For more complex data types, Uber uses Presto’s complex SQL features and functions, especially when dealing with nested or repeated data, time-series data or data types like maps, arrays, structs and JSON. Presto also applies dynamic filtering that can significantly improve the performance of queries with selective joins by avoiding reading data that would be filtered by join conditions. For example, a parquet file can store data as BLOBS within a column. Uber users can run a Presto query that extracts a JSON file and filters out the data specified by the query. The caveat is that doing this defeats the purpose of the columnar state of a JSON file. It is a quick way to do the analysis, but it does sacrifice some performance.

Extending the analytical capabilities and use cases of Presto

To extend the analytical capabilities of Presto, Uber uses many out-of-the-box functions provided with the open source software. Presto provides a long list of functions, operators, and expressions as part of its open source offering, including standard functions, maps, arrays, mathematical, and statistical functions. In addition, Presto also makes it easy for Uber to define their own functions. For example, tied closely to their digital business, Uber has created their own geospatial functions.

Uber chose Presto for the flexibility it provides with compute separated from data storage. As a result, they continue to expand their use cases to include ETL, data science, data exploration, online analytical processing (OLAP), data lake analytics and federated queries.

Pushing the real-time boundaries of Presto

Uber also upgraded Presto to support real-time queries and to run a single query across data in motion and data at rest. To support very low latency use cases, Uber runs Presto as a microservice on their infrastructure platform and moves transaction data from Kafka into Apache Pinot, a real-time distributed OLAP data store, used to deliver scalable, real-time analytics.

According to the Apache Pinot website, “Pinot is a distributed and scalable OLAP (Online Analytical Processing) datastore, which is designed to answer OLAP queries with low latency. It can ingest data from offline batch data sources (such as Hadoop and flat files) as well as online data sources (such as Kafka). Pinot is designed to scale horizontally, so that it can handle large amounts of data. It also provides features like indexing and caching.”

This combination supports a high volume of low-latency queries. For example, Uber has created a dashboard called Restaurant Manager in which restaurant owners can look at orders in real time as they are coming into their restaurants. Uber has made the Presto query engine connect to real-time databases.

To summarize, here are some of the key differentiators of Presto that have helped Uber:

Speed and Scalability: Presto’s ability to handle massive amounts of data and process queries at lightning speed has accelerated Uber’s analytics capabilities. This speed is essential in a fast-paced industry where real-time decision-making is paramount.

Self-Service Analytics: Presto has democratized data access at Uber, allowing data scientists, analysts and business users to run their queries without relying heavily on engineering teams. This self-service analytics approach has improved agility and decision-making across the organization.
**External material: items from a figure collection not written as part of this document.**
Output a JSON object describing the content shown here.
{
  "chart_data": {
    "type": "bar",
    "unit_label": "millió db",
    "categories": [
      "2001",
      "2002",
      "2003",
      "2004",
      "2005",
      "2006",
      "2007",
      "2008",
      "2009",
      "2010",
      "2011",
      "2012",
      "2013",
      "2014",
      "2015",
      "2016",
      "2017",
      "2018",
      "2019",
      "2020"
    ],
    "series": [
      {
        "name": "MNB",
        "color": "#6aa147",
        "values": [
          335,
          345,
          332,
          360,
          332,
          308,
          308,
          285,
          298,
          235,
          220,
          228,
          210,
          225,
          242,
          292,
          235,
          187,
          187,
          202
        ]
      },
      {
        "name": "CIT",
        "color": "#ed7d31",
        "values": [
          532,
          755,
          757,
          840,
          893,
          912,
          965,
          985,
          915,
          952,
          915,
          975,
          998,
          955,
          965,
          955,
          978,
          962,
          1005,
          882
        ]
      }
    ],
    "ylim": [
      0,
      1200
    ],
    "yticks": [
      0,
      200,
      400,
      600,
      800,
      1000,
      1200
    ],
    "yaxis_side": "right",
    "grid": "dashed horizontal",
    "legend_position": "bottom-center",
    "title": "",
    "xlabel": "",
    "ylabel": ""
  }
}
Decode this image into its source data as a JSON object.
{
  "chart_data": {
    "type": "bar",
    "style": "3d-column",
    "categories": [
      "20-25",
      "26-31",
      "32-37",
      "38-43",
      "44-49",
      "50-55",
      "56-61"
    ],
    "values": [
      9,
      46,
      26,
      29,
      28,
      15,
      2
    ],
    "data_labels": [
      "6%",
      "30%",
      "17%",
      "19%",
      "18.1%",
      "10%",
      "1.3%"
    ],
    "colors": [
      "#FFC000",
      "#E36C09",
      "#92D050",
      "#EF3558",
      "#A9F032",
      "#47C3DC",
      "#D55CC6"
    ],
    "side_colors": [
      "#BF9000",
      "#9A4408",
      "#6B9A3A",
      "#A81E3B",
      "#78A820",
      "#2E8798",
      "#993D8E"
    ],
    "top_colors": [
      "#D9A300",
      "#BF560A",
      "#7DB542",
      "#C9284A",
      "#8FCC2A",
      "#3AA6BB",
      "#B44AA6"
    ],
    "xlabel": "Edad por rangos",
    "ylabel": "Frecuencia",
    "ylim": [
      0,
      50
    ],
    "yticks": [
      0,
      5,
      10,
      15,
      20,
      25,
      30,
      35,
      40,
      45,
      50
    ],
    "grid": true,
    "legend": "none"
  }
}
Data Exploration and Innovation: The flexibility of Presto has encouraged data exploration and experimentation at Uber. Data professionals can easily test hypotheses and gain insights from large and diverse datasets, leading to continuous innovation and service improvement.

Operational Efficiency: Presto has played a crucial role in optimizing Uber’s operations. From route optimization to driver allocation, the ability to analyze data quickly and accurately has led to cost savings and improved user experiences.

Federated Data Access: Presto’s support for federated queries has simplified data access across Uber’s various data sources, making it easier to harness insights from multiple data stores, whether on-premises or in the cloud.

Real-Time Analytics: Uber’s integration of Presto with real-time data stores like Apache Pinot has enabled the company to provide real-time analytics to users, enhancing their ability to monitor and respond to changing conditions rapidly.

Community Contribution: Uber’s active participation in the Presto open source community has not only benefited their own use cases but has also contributed to the broader development of Presto as a powerful analytical tool for organizations worldwide.